Un système d'émulation est mis en place pour motiver ces jeunes difficiles. Ils ont tous un portable. S'ils se comportent bien, ils ont accès à l'internet durant les cours. Ils ont 15 minutes à la fin de chaque période pour jouer au baby-foot ou au Game Cube. «Ce système nous permet de gérer la classe. Si on n'avait pas cela, on serait à quatre pattes sous nos bureaux», dit Cinthia Nelsol, enseignante de français et d'éducation physique.

Certains élèves vivent dans un milieu familial difficile. «Ma propre famille me vole. Ce sont des bitchs», gueule un autre jeune quand l'enseignante lui demande où sont passées ses espadrilles.

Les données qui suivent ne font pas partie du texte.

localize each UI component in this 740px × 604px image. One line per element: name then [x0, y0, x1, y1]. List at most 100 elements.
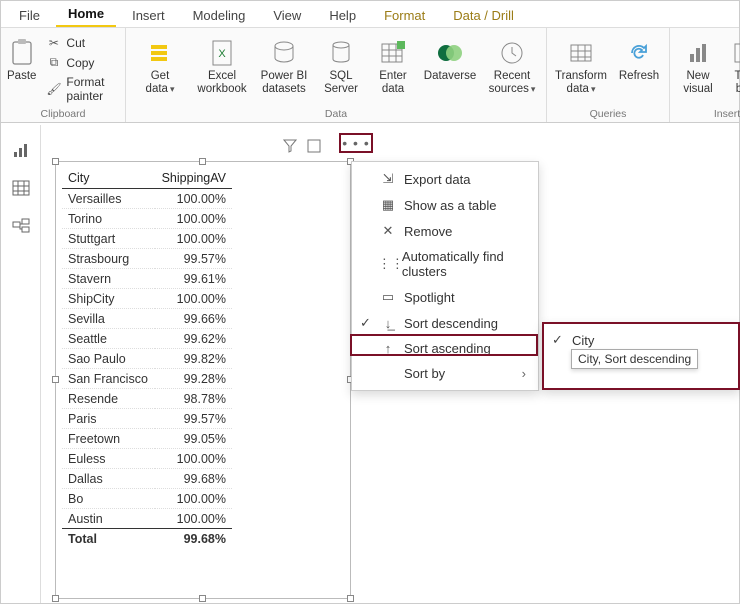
group-insert-label: Insert [676, 106, 740, 122]
copy-icon: ⧉ [46, 55, 61, 70]
get-data-button[interactable]: Get data [132, 30, 188, 96]
table-row[interactable]: Paris99.57% [62, 409, 232, 429]
ctx-spotlight[interactable]: ▭Spotlight [352, 284, 538, 310]
table-row[interactable]: Dallas99.68% [62, 469, 232, 489]
tab-view[interactable]: View [261, 3, 313, 27]
ctx-show-table[interactable]: ▦Show as a table [352, 192, 538, 218]
cell-city: Stuttgart [62, 229, 155, 249]
table-row[interactable]: Versailles100.00% [62, 189, 232, 209]
transform-icon [568, 36, 594, 70]
table-row[interactable]: Stavern99.61% [62, 269, 232, 289]
excel-button[interactable]: XExcel workbook [194, 30, 250, 96]
tab-file[interactable]: File [7, 3, 52, 27]
cell-city: San Francisco [62, 369, 155, 389]
table-row[interactable]: San Francisco99.28% [62, 369, 232, 389]
ctx-remove[interactable]: ✕Remove [352, 218, 538, 244]
cell-value: 100.00% [155, 289, 232, 309]
table-row[interactable]: Torino100.00% [62, 209, 232, 229]
sql-server-button[interactable]: SQL Server [318, 30, 364, 96]
tab-datadrill[interactable]: Data / Drill [441, 3, 526, 27]
model-view-button[interactable] [11, 217, 31, 235]
pbi-datasets-button[interactable]: Power BI datasets [256, 30, 312, 96]
copy-button[interactable]: ⧉Copy [42, 53, 119, 72]
resize-handle[interactable] [199, 158, 206, 165]
tab-modeling[interactable]: Modeling [181, 3, 258, 27]
visual-toolbar [283, 139, 321, 153]
format-painter-button[interactable]: 🖌Format painter [42, 73, 119, 105]
table-row[interactable]: Sevilla99.66% [62, 309, 232, 329]
table-row[interactable]: Freetown99.05% [62, 429, 232, 449]
recent-sources-button[interactable]: Recent sources [484, 30, 540, 96]
group-clipboard-label: Clipboard [7, 106, 119, 122]
tab-help[interactable]: Help [317, 3, 368, 27]
cut-icon: ✂ [46, 36, 61, 50]
tooltip: City, Sort descending [571, 349, 698, 369]
tab-format[interactable]: Format [372, 3, 437, 27]
sort-desc-icon: ↓̲ [380, 316, 396, 331]
table-row[interactable]: Sao Paulo99.82% [62, 349, 232, 369]
brush-icon: 🖌 [46, 82, 61, 96]
cell-value: 99.28% [155, 369, 232, 389]
report-view-button[interactable] [11, 141, 31, 159]
cell-value: 99.62% [155, 329, 232, 349]
group-clipboard: Paste ✂Cut ⧉Copy 🖌Format painter Clipboa… [1, 28, 126, 122]
col-shippingav[interactable]: ShippingAV [155, 168, 232, 189]
chevron-right-icon: › [522, 366, 526, 381]
ctx-clusters[interactable]: ⋮⋮Automatically find clusters [352, 244, 538, 284]
refresh-button[interactable]: Refresh [615, 30, 663, 83]
tab-home[interactable]: Home [56, 1, 116, 27]
cell-city: Bo [62, 489, 155, 509]
data-view-button[interactable] [11, 179, 31, 197]
cell-value: 99.68% [155, 469, 232, 489]
tab-insert[interactable]: Insert [120, 3, 177, 27]
export-icon: ⇲ [380, 171, 396, 187]
table-row[interactable]: Seattle99.62% [62, 329, 232, 349]
cell-city: Torino [62, 209, 155, 229]
dataverse-button[interactable]: Dataverse [422, 30, 478, 83]
cell-value: 99.82% [155, 349, 232, 369]
get-data-icon [146, 36, 174, 70]
pbi-icon [271, 36, 297, 70]
table-row[interactable]: Stuttgart100.00% [62, 229, 232, 249]
resize-handle[interactable] [347, 595, 354, 602]
recent-icon [499, 36, 525, 70]
table-row[interactable]: Bo100.00% [62, 489, 232, 509]
enter-data-icon [380, 36, 406, 70]
ctx-sort-desc[interactable]: ✓↓̲Sort descending [352, 310, 538, 336]
more-options-button[interactable]: • • • [339, 133, 373, 153]
filter-icon[interactable] [283, 139, 297, 153]
table-row[interactable]: Euless100.00% [62, 449, 232, 469]
cell-value: 100.00% [155, 449, 232, 469]
focus-mode-icon[interactable] [307, 139, 321, 153]
text-box-button[interactable]: AText box [726, 30, 740, 96]
table-row[interactable]: Strasbourg99.57% [62, 249, 232, 269]
cell-city: Seattle [62, 329, 155, 349]
cell-city: ShipCity [62, 289, 155, 309]
ctx-export-data[interactable]: ⇲Export data [352, 166, 538, 192]
table-row[interactable]: Resende98.78% [62, 389, 232, 409]
cluster-icon: ⋮⋮ [378, 256, 394, 272]
resize-handle[interactable] [52, 158, 59, 165]
clipboard-icon [9, 36, 35, 70]
transform-data-button[interactable]: Transform data [553, 30, 609, 96]
table-visual[interactable]: City ShippingAV Versailles100.00%Torino1… [55, 161, 351, 599]
ctx-sort-by[interactable]: Sort by› [352, 361, 538, 386]
table-icon: ▦ [380, 197, 396, 213]
sort-by-highlight [350, 334, 538, 356]
col-city[interactable]: City [62, 168, 155, 189]
chart-icon [686, 36, 710, 70]
group-insert: New visual AText box vi Insert [670, 28, 740, 122]
table-row[interactable]: ShipCity100.00% [62, 289, 232, 309]
resize-handle[interactable] [52, 595, 59, 602]
textbox-icon: A [732, 36, 740, 70]
resize-handle[interactable] [199, 595, 206, 602]
cell-value: 100.00% [155, 189, 232, 209]
enter-data-button[interactable]: Enter data [370, 30, 416, 96]
new-visual-button[interactable]: New visual [676, 30, 720, 96]
cut-button[interactable]: ✂Cut [42, 34, 119, 52]
cell-city: Stavern [62, 269, 155, 289]
resize-handle[interactable] [52, 376, 59, 383]
table-row[interactable]: Austin100.00% [62, 509, 232, 529]
cell-value: 100.00% [155, 229, 232, 249]
paste-button[interactable]: Paste [7, 30, 36, 83]
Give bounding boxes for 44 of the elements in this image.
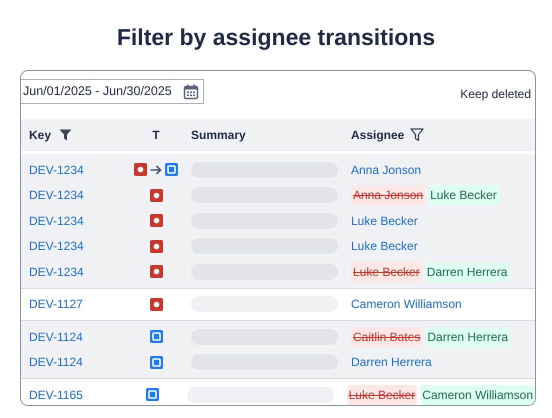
issue-key-link[interactable]: DEV-1124 — [29, 355, 83, 370]
date-range-field[interactable]: Jun/01/2025 - Jun/30/2025 — [21, 79, 204, 104]
task-type-icon — [146, 388, 160, 402]
column-header: T — [152, 127, 160, 144]
issue-key-link[interactable]: DEV-1234 — [29, 214, 84, 228]
removed-assignee-tag: Luke Becker — [346, 384, 418, 405]
assignee-name: Darren Herrera — [351, 354, 432, 372]
arrow-icon — [150, 164, 162, 175]
issue-key-link[interactable]: DEV-1234 — [29, 264, 84, 279]
removed-assignee-tag: Caitlin Bates — [351, 326, 422, 347]
issue-key-link[interactable]: DEV-1234 — [29, 162, 84, 177]
task-type-icon — [165, 163, 178, 176]
task-type-icon — [150, 356, 162, 369]
bug-type-icon — [150, 298, 162, 311]
assignee-name: Luke Becker — [351, 212, 418, 230]
date-range-text: Jun/01/2025 - Jun/30/2025 — [23, 83, 172, 100]
bug-type-icon — [150, 240, 162, 253]
removed-assignee-tag: Anna Jonson — [351, 185, 426, 206]
bug-type-icon — [150, 188, 162, 202]
assignee-name: Anna Jonson — [351, 162, 422, 179]
filter-icon[interactable] — [59, 129, 72, 141]
added-assignee-tag: Darren Herrera — [425, 326, 510, 347]
bug-type-icon — [134, 163, 147, 176]
removed-assignee-tag: Luke Becker — [351, 262, 422, 282]
bug-type-icon — [150, 265, 162, 278]
issue-key-link[interactable]: DEV-1124 — [29, 330, 83, 344]
added-assignee-tag: Luke Becker — [428, 185, 499, 206]
page-title: Filter by assignee transitions — [116, 23, 436, 52]
assignee-name: Cameron Williamson — [351, 296, 462, 314]
assignee-name: Luke Becker — [351, 238, 418, 256]
column-header: Assignee — [351, 127, 404, 144]
issue-key-link[interactable]: DEV-1234 — [29, 188, 84, 202]
issue-key-link[interactable]: DEV-1234 — [29, 239, 84, 254]
bug-type-icon — [150, 214, 162, 228]
filter-icon[interactable] — [410, 128, 424, 142]
column-header: Key — [29, 127, 52, 144]
issue-key-link[interactable]: DEV-1165 — [29, 388, 83, 402]
column-header: Summary — [191, 127, 246, 144]
calendar-icon — [183, 84, 199, 100]
keep-deleted-label: Keep deleted — [460, 86, 531, 103]
added-assignee-tag: Darren Herrera — [424, 262, 510, 282]
added-assignee-tag: Cameron Williamson — [420, 384, 535, 405]
task-type-icon — [150, 330, 162, 344]
issue-key-link[interactable]: DEV-1127 — [29, 297, 83, 312]
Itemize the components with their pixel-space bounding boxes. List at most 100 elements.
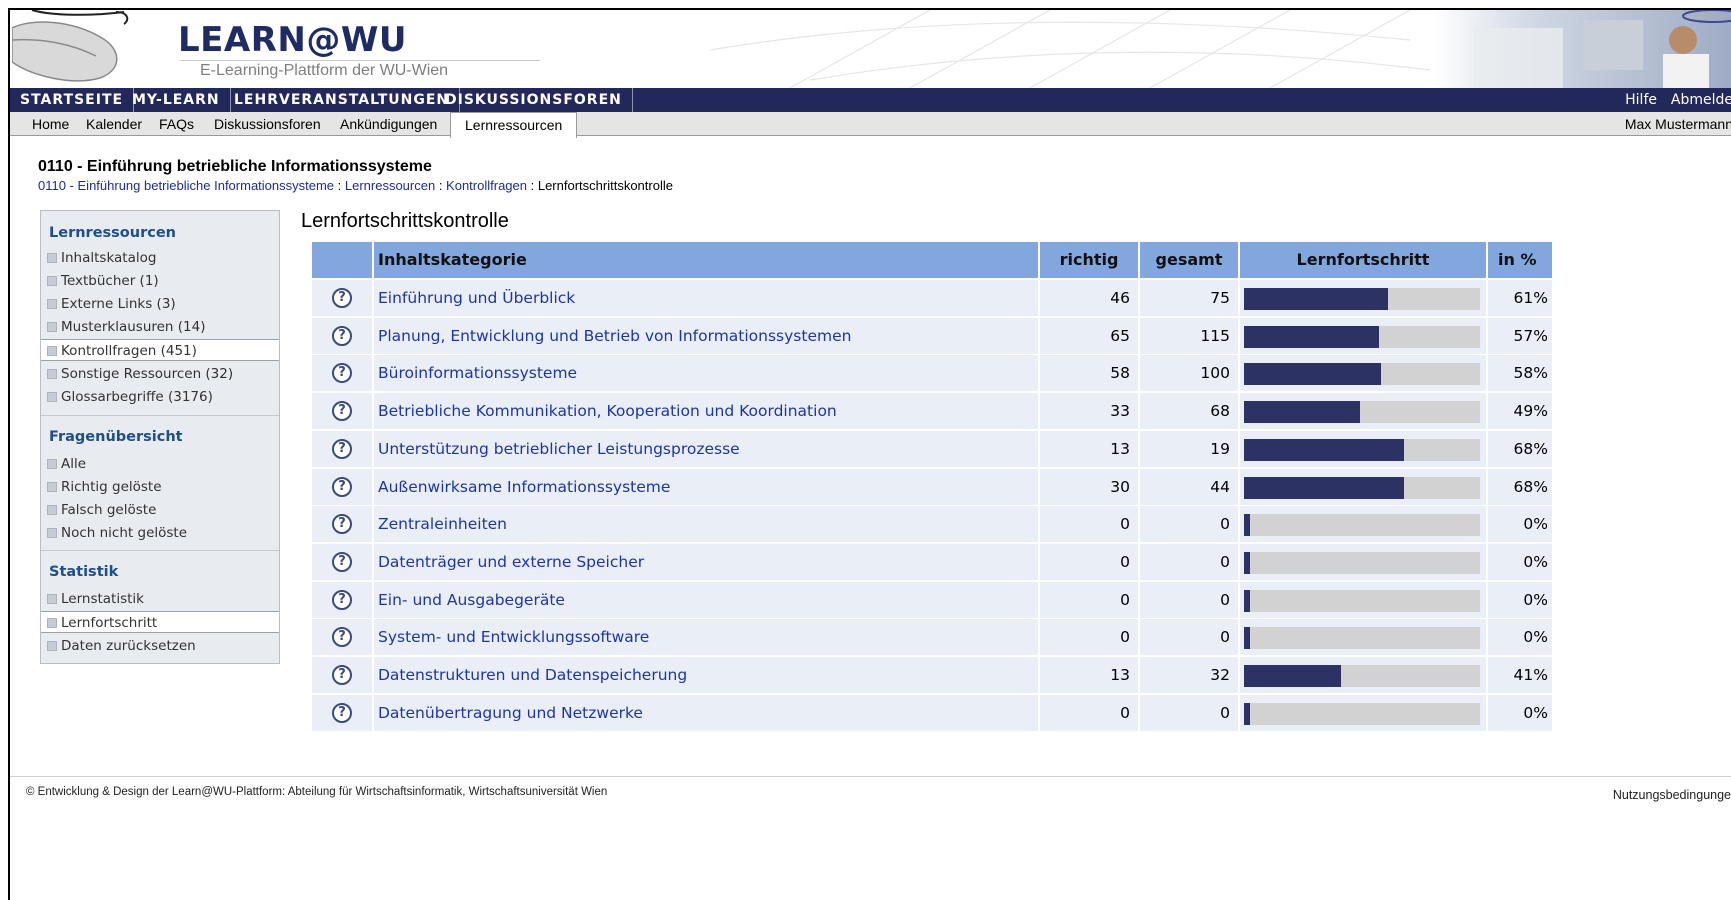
progress-bar-track [1244,514,1480,537]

D'autres auraient plutôt besoin de prendre du Ritalin, estiment leurs éducateurs. «Des parents sont dans la négation. On voit des jeunes diagnostiqués troubles de comportement avec déficit d'attention depuis des années, mais leurs parents n'ont pas fait de démarches pour qu'ils prennent du Ritalin», explique Mme Nelsol. Le personnel et les enseignants se sentent parfois impuissants. «Ce ne sont pas les jeunes qui nous découragent. C'est quand on se heurte aux portes fermées du système de santé, indique Nathalie Côté. Si on demande une consultation en santé mentale, et que ça prend de 8 à 10 mois, le jeune se détruit pendant ce temps-là. Les systèmes de santé et scolaire ne travaillent pas assez ensemble.»

Une équipe tissée serrée

L'équipe TC, composée de trois enseignants et des deux intervenants, est tissée serrée. Le local des intervenants spécialisés est situé entre les deux classes. Il ne se passe pas une période sans qu'ils reçoivent un ou plusieurs élèves expulsés d'un cours. «Les élèves peuvent nous insulter. Se mettre à plusieurs contre l'un de nous. Il faut être une équipe solide et apprendre à se détacher de ça», souligne une autre enseignante, Marie-Claude Bédard.

Malgré tout, l'équipe est attachée à ses élèves. «Ils n'ont pas des vies faciles. Ils ne les ont pas choisies», explique Jean Brodeur, enseignant de mathématiques et de sciences. «On travaille avec des ados qui ont beaucoup de potentiel. Parfois la porte s'ouvre au bon moment, mais souvent, elle se ferme», déplore M. Villemaire.

Chaque soir, les enseignants téléphonent aux parents. Chaque semaine, la feuille de comportement de leur enfant leur est envoyée par la poste.

Ces élèves n'ont pas de troubles d'apprentissage. «Il y a des années où j'arrive à passer à travers le programme du ministère. Mais cette année, je fais beaucoup de discipline. Ça prend 20-25 minutes juste pour les asseoir», ajoute l'enseignante de français.

Ces jeunes ne peuvent pas passer plus de trois ans en classe TC. Certains décrochent. D'autres réussissent à intégrer le régulier ou une formation professionnelle. C'est le cas de Ian, qui termine son secondaire dans une classe régulière. «Je trouvais ça drôle d'insulter tout le monde, de foxer les cours, de me battre», raconte-t-il. L'ado était conscient de foncer dans un cul de sac. «C'était quand même le fun pour l'ordinateur, le Game Cube. Mais tu as plus de misère à travailler parce que tout le monde se provoque tout le temps.»